Batının Suriye’ye Müdahalesi Haçlı Saldırısıdır
Musa Bayoğlu
31.08.2013
Kelimelerin duygularımızı ifade etmede kifayetsiz kaldığı bugünde, sömürgeci haçlı orduları tekrar bir beldemize saldırma planları yapıyorlar. Suriye zaliminin tükendiği, tahtının devrilmesinin yaklaştığı şu günlerde ABD, İngiltere, Fransa gibi devletler ile bölge devletleri Türkiye, Suudi Arabistan, körfez ülkeleri Suriye’ye askeri müdahale için yoğun bir çaba içine girdiler.
Gerekçe ise defalarca kullanılan kimyasal silahların bu kez katlettiği can sayısı 1500 kişiyi katletmesiydi. Suriyeli Müslümanların bombayla, tankla, topla, silahla öldürmesi ya da kimyasal silah ile 1000 kişinin altında katledilmesini sessizce seyreden, hatta destek olan dünya güçleri şimdi askeri müdahale telaşındalar.
Yine aynı senaryo, yine aynı kirli tezgah! Yine “sizi kurtaracağız” bahanesi “demokrasi ve özgürlük” yalanları ile hedeflenen kanlı bir operasyon! Yine bombalanmak istenen bir İslam beldesi ve yine katledilecek olanlar Müslümanlar! Müslümanlara kan kusturan ise, ABD liderliğindeki yine aynı sömürgeci güçler. Operasyon seçenekleri içinde BM ve NATO adı altında birleşen şer odakları ve onları destekleyen Batı ülkeleri, bölge ülkeleri ve aslında tüm dünya ülkeleri…
Tüm dünya bu askeri operasyonun Esad’ı devirmek için olmadığını biliyor. Washington Posta açıklama yapan ABD başkanı Obama“Suriye’ye karşı sınırlı boyutta ve sürede bir askeri darbe vurulmasını hesaplıyor. Bu darbe, hem Suriye’nin kimyasal silah kullanmasına bir ceza ve Suriye için bir caydırıcı olacak hem de ABD’yi ülkenin iç savaşına daha derin biçimde dahil olmaktan uzak tutacak... Böyle bir saldırı, muhtemelen iki günden daha uzun sürmeyecek ve denizden atılan cruise (seyir) füzeleri ile –büyük ihtimal- uzun menzilli bombardıman uçaklarıyla yapılacak…”

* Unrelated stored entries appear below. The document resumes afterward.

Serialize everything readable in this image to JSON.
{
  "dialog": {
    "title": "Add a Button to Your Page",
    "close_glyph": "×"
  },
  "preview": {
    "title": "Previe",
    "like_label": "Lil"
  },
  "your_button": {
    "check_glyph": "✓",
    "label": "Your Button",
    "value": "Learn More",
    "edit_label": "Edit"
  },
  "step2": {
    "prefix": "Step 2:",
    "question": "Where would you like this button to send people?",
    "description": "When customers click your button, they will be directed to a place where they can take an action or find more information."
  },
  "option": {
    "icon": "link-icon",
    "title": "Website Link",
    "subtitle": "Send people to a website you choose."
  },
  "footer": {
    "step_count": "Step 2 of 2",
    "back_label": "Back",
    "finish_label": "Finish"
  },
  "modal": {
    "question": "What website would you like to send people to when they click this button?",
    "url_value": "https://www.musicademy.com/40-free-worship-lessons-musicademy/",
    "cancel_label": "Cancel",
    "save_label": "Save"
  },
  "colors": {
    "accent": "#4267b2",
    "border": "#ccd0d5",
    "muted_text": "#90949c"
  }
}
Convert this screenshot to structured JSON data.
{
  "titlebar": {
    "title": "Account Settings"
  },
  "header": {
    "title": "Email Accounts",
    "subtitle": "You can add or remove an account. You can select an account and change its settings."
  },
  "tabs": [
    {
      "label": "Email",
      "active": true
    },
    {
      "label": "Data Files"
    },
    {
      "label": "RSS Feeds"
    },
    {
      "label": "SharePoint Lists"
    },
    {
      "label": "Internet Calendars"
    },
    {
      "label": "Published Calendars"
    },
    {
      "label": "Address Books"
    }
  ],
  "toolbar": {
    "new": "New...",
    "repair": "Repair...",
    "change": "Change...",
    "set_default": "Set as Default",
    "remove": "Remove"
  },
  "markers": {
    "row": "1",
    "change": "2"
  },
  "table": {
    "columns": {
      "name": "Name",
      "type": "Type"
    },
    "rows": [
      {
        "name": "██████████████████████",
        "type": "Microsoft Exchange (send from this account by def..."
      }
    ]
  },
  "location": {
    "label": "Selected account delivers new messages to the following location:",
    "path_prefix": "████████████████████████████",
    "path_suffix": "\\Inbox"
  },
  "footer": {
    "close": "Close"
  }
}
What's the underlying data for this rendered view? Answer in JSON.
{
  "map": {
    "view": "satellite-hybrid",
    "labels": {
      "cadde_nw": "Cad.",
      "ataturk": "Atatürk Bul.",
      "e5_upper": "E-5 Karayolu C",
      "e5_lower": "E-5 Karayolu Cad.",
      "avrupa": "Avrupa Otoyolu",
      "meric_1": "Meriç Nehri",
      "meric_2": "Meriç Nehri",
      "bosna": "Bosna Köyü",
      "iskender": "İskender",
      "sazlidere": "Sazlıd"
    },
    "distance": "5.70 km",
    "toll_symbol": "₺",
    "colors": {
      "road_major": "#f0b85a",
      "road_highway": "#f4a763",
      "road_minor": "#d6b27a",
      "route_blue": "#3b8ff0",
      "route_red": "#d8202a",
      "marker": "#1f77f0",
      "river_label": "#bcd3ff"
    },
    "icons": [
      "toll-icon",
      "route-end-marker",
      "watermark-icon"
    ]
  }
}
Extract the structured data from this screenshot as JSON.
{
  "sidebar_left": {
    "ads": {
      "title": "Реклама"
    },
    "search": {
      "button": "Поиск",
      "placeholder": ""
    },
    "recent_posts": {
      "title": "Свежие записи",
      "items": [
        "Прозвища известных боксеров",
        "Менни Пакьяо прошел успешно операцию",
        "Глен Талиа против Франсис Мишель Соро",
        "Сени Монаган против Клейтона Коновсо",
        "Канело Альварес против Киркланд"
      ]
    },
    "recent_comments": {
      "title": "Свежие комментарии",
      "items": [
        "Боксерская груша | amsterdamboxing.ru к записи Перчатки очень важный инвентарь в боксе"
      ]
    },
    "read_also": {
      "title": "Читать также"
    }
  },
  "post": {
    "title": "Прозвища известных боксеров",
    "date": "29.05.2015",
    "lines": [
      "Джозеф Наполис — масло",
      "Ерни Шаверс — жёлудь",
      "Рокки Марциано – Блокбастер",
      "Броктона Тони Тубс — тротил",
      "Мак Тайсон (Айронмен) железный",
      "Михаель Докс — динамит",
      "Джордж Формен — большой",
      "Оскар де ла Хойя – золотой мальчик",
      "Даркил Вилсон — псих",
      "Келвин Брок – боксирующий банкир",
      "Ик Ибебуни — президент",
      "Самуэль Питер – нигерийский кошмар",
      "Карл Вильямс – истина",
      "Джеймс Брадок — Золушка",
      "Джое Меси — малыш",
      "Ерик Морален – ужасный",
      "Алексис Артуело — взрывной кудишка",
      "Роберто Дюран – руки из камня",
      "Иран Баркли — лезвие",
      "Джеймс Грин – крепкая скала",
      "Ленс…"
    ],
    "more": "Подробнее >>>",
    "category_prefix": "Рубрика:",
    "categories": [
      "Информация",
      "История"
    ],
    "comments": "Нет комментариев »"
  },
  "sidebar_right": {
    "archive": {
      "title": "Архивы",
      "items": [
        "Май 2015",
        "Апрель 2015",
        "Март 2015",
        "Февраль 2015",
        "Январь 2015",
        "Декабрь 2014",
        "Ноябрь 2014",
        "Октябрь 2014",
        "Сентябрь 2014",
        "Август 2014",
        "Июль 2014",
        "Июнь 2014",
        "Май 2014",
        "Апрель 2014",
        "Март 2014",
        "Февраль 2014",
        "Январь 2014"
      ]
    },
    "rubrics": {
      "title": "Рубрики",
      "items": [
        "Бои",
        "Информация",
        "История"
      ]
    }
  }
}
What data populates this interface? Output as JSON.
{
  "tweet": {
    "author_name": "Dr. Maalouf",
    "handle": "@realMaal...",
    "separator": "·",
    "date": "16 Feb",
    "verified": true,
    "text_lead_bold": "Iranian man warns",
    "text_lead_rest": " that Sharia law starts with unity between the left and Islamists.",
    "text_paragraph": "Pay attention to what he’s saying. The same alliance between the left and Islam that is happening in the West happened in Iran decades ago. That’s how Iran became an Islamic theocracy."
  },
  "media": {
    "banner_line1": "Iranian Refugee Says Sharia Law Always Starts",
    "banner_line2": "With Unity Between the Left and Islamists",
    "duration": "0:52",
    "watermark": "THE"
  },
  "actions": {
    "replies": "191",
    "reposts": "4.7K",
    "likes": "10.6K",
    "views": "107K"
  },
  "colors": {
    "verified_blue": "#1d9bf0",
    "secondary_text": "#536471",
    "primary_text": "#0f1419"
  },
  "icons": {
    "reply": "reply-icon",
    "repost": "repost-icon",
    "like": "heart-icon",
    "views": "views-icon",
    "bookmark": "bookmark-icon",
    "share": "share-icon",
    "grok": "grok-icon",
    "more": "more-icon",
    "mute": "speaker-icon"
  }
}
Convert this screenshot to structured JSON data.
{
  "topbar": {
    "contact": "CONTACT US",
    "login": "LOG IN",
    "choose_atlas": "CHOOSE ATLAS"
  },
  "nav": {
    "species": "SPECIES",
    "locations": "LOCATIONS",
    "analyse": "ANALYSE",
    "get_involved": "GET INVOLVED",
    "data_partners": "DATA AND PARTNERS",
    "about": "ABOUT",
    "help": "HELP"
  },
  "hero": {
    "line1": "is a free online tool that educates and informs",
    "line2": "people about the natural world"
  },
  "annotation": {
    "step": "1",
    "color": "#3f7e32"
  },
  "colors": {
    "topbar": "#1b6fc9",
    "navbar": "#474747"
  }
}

Saldırının sınırlı olacağı, kara harekâtı olmayacağı, savaşı bitirme hedefi taşımadığı ve ABD’nin Suriye’de müzakere edilmiş siyasi çözüm politikasında değişiklik yapmayacağı konusunda hemfikir olmakla birlikte, müdahale konusunda 4 seçenekten bahsediliyor.
1.- Kuveyt işgalinde olduğu gibi Birleşmiş Milletler Güvenlik Konseyi’nin alacağı bir kararla müdahalenin gerçekleştirilmesi ki, bu Rusya ve Çin’in vetosu ile zor görünüyor.
2.- Türkiye, Suudi Arabistan ve Körfez ülkelerinin güçlerini birleştirerek müdahalesi. Bu seçenek te bu ülkelerin hava güçleri açısından düşünüldüğünde zayıf bir ihtimal.
3.- BM’den bir karar çıkmazsa, NATO üzerinden Suriye’ye karşı “İstekliler Koalisyonu” oluşturularak müdahale seçeneği.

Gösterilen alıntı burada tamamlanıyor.